Background Subtraction

    The main thing we worked on this week was integrating background subtraction into our process. Our first step was to convert the JWST data into the photon counts, which we accomplished using some fields from the header to convert from mili-Janskies per sterradian to photons per pixel.

    Next, we used the Background2D method from the photutils package to generate an image that contained the background brightness of the image, which we then removed from the original image using the formula;

\[I_{bkg-sub} = \frac{I_{original}}{\sqrt{I_{bkg}}}\]

    Using this, we then ran the DAO source detection algorithm, which seemed to return more accurate results.

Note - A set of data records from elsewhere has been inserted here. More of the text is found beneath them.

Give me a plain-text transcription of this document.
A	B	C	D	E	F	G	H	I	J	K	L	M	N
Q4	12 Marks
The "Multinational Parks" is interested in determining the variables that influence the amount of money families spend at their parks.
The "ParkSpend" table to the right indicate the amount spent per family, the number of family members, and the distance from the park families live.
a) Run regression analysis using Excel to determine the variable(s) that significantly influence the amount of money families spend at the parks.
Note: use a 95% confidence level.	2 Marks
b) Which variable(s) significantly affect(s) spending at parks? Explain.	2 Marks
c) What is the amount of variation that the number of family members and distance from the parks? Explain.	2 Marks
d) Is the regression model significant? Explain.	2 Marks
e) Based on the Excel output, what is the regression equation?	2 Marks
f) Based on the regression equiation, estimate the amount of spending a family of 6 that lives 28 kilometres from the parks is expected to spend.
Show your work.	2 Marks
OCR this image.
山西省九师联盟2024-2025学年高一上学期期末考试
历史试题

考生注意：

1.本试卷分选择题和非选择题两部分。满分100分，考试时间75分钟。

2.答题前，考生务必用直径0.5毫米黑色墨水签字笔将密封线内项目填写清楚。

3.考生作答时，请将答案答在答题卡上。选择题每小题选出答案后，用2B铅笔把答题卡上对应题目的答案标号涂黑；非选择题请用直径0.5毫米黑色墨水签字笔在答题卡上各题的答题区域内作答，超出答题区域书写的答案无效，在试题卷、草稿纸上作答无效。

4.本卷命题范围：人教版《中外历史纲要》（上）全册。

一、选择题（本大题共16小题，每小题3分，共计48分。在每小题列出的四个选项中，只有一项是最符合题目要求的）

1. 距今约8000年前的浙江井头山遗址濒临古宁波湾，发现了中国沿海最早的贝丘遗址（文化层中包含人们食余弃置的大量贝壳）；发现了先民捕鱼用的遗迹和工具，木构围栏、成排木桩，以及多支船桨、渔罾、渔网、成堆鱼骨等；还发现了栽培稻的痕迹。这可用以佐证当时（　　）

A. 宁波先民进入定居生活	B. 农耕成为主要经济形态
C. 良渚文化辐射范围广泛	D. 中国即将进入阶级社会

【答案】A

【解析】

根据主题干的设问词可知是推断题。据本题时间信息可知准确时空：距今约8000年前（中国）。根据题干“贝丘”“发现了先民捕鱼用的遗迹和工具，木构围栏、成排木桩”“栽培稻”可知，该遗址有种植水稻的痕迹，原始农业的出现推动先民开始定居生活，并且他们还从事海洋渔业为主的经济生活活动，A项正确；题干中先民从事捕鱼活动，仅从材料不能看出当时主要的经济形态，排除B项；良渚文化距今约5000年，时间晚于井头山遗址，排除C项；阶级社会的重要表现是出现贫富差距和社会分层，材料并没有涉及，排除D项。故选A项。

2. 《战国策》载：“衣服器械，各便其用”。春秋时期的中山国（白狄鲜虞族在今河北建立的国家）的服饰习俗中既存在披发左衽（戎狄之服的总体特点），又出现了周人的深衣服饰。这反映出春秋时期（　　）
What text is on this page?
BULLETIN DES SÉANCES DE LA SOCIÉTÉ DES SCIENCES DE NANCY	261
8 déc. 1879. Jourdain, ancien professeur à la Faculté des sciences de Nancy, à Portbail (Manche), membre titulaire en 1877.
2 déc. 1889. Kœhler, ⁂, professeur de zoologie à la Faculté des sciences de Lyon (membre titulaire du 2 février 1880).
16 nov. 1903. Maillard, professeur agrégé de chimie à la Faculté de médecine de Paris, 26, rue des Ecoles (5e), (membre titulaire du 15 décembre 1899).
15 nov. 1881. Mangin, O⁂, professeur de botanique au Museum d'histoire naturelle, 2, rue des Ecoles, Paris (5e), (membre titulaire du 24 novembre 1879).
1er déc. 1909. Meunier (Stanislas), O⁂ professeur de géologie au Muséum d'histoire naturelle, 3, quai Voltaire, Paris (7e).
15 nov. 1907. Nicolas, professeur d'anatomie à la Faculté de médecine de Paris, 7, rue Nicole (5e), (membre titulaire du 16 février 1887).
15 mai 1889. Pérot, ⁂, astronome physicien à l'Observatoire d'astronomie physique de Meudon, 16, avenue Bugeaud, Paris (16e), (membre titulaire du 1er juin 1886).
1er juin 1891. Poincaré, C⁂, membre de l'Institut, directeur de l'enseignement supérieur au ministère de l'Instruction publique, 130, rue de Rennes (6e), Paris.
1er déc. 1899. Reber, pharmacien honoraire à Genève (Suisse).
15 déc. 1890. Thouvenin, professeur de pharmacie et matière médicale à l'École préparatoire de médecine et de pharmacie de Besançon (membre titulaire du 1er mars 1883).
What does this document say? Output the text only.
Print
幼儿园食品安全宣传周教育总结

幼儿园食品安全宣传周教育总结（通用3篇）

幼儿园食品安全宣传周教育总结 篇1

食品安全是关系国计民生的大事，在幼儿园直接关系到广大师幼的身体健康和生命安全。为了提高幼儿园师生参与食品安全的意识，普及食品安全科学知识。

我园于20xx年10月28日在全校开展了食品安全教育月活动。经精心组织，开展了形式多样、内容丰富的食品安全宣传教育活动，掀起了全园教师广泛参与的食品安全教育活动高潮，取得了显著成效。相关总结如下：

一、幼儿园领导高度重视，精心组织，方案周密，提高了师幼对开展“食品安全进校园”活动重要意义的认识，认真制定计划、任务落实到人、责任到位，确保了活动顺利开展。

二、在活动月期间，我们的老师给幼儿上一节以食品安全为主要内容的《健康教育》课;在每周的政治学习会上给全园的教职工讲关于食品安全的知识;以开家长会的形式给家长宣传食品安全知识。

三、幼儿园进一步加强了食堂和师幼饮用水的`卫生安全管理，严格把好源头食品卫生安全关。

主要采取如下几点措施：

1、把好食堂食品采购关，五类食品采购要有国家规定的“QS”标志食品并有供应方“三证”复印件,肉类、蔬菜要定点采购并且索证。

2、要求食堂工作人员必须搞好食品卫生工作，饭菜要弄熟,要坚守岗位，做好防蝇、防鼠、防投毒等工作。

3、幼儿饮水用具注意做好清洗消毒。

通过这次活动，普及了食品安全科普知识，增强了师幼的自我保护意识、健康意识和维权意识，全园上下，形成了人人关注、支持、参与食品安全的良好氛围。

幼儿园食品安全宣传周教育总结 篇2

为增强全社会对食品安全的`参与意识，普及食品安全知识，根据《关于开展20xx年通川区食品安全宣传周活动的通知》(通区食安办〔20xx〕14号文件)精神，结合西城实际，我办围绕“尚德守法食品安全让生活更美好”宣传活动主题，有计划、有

Desktop View This plot shows a small portion of the image with different sizes for the background subtraction, with detected sources shown.

Future Work

    Our goal for next week is two-fold; first, we want to try and better select the parameters for the background image creation, as we were just very quickly setting basic parameters, and there might be some improvements to be found through tuning them more carefully. Second, we want to use some centering algorithms to properly center our candidate objects on top of their sources, and then remove any duplicate detections in preparation for the photometry portion.

This post is licensed under CC BY 4.0 by the author.